Só durou sete anos: não há-de Abril
festejar os seus democráticos
cinquenta anos?»
«Durara
41 anos (O Estado Novo): não há-de Abril festejar os seus vitoriosos cinquenta anos?»
A longa madrugada
A onda comemorativa do 50º
aniversário de Abril já está em marcha. E não é para menos: dos regimes
precedentes, só a monarquia liberal atingiu semelhante longevidade.
JAIME NOGUEIRA PINTO Colunista do Observador
OBSERVADOR, 24 fev. 2024, 00:1822
Ainda que até o crème de la crème das
nossas (por vezes indestrinçáveis) indústrias de intelligentsia e entertainment nos
assegure que esta Terceira
República está longe de nos oferecer o “país das maravilhas” que a revolução
nos prometeu, a onda comemorativa do 50º aniversário de Abril já está em
marcha. E não é para menos: dos regimes precedentes, só a monarquia
liberal atingiu semelhante longevidade.
Nascida
da revolução de 1820 e da Constituição de 1822, só com a vitória de D. Pedro na
guerra civil, em 1834, vencida a resistência tradicionalista e popular, pôde a
monarquia liberal estabelecer-se de vez. E em 1884, quando estava prestes a
fazer meio século, já estava em crise. Os
intelectuais e pensadores do tempo, como Herculano (que
morrera em 1877) ou Oliveira
Martins, tinham
feito o processo crítico da monarquia liberal, do liberalismo convulso ao
rotativismo.
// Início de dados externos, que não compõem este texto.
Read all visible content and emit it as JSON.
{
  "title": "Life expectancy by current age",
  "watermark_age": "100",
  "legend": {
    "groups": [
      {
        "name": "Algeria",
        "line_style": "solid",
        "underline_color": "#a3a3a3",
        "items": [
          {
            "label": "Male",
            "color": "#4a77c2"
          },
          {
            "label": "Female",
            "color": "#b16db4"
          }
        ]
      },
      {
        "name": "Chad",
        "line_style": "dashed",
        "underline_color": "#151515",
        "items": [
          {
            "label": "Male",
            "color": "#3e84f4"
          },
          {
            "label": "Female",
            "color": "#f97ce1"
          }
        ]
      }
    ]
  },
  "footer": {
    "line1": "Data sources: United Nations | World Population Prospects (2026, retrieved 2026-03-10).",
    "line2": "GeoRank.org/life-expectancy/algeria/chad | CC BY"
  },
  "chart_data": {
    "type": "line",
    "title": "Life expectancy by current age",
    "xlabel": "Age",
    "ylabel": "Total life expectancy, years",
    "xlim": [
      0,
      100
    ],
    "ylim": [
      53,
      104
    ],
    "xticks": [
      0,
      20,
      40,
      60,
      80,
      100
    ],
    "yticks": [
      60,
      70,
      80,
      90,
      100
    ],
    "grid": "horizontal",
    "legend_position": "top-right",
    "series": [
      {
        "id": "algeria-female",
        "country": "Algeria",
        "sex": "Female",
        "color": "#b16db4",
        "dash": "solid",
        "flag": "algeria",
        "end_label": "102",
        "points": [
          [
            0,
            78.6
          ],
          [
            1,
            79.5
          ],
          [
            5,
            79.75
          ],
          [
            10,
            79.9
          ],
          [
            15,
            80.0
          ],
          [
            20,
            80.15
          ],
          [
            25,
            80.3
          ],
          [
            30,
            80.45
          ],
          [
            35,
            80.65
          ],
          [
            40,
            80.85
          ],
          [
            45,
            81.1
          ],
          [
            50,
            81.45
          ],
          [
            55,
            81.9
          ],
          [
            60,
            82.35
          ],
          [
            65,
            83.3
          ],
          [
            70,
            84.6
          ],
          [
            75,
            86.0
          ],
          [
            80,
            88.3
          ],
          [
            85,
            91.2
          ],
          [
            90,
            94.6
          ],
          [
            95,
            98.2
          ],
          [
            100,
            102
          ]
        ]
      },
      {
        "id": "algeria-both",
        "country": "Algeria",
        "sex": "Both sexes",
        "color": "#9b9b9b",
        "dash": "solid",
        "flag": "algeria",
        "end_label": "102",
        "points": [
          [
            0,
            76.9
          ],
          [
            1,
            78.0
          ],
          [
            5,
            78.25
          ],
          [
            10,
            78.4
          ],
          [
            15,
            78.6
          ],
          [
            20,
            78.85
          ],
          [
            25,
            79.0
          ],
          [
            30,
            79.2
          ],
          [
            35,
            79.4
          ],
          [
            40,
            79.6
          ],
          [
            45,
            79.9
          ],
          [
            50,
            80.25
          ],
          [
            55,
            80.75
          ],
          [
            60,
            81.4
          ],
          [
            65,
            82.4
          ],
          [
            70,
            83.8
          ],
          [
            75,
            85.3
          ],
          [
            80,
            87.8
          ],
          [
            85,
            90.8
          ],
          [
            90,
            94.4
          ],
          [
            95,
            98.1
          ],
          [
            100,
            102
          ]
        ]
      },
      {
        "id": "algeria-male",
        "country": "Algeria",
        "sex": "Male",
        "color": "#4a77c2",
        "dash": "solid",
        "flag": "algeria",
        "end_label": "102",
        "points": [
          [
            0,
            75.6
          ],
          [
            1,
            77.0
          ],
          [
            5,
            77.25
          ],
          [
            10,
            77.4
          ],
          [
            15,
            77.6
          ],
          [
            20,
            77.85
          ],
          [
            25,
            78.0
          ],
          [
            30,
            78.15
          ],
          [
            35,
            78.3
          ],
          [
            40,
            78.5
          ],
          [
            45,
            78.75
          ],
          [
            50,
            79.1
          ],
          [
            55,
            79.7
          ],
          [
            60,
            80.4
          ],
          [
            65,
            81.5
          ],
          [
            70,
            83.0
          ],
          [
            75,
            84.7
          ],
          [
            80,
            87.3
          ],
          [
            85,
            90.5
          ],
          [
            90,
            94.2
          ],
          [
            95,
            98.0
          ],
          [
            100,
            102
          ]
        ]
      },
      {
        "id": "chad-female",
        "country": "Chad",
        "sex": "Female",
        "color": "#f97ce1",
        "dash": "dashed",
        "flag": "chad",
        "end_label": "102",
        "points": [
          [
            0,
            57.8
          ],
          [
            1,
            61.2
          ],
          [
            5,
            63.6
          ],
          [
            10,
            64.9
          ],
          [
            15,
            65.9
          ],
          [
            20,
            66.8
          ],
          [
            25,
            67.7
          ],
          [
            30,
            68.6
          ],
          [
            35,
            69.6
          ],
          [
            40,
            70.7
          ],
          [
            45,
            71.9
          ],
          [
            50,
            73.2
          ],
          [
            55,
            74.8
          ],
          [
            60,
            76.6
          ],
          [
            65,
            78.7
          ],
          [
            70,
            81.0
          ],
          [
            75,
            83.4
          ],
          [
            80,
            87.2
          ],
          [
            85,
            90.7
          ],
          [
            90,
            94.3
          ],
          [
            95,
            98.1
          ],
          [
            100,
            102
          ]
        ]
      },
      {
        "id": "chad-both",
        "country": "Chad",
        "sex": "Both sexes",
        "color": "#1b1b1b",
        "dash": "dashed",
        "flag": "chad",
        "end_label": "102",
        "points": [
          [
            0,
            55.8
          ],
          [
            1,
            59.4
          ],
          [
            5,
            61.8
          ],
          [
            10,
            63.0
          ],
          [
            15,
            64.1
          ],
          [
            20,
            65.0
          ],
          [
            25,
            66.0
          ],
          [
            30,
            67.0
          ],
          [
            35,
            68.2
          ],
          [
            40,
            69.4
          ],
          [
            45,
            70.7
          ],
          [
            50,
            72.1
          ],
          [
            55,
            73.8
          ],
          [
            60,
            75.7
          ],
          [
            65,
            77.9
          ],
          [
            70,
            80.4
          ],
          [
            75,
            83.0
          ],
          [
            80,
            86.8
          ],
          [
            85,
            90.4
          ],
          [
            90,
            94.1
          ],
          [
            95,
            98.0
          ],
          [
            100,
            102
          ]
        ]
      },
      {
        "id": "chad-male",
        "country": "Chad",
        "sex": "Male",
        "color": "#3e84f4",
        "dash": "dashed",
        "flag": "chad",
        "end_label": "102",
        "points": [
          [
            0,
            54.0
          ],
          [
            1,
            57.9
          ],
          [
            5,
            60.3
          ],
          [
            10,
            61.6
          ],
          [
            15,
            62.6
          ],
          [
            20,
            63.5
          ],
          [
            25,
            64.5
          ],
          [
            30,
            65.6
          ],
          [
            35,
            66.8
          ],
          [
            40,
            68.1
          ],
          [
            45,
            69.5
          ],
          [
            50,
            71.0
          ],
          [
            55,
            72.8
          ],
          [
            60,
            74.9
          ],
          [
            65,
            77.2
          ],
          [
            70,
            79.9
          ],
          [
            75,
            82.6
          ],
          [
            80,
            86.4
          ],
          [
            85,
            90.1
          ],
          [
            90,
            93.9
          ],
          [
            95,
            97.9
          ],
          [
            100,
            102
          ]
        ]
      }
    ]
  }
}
Ora diziam mal das oligarquias dominantes, com uma
nostalgia subtil de outros tempos e de outras dinastias (como o medievalismo democrático do exilado de Vale de Lobos), ora estendiam uma velada passadeira de
encorajamento à revolução popular republicana. O próprio Eça de Queirós, o maior novelista português da época e
talvez de sempre, deixou este processo crítico imortalizado nas figuras
secundárias dos seus romances – o
Conselheiro Acácio, o conde de Gouvarinho, Dâmaso Salcede, Palma Cavalão. Houve, entretanto, um episódio que os
marcou a todos e os trouxe do encanto por uma Europa avançada – mais
afrancesado nuns, mais anglicizado noutros, mais germanófilo nos mais
filosofantes Antero e Oliveira Martins – para os encantos patrióticos de um
Portugal acossado. O Ultimato e a humilhação daí recorrente tiveram uma influência
decisiva na fase final das obras desta elite de “Vencidos da Vida”.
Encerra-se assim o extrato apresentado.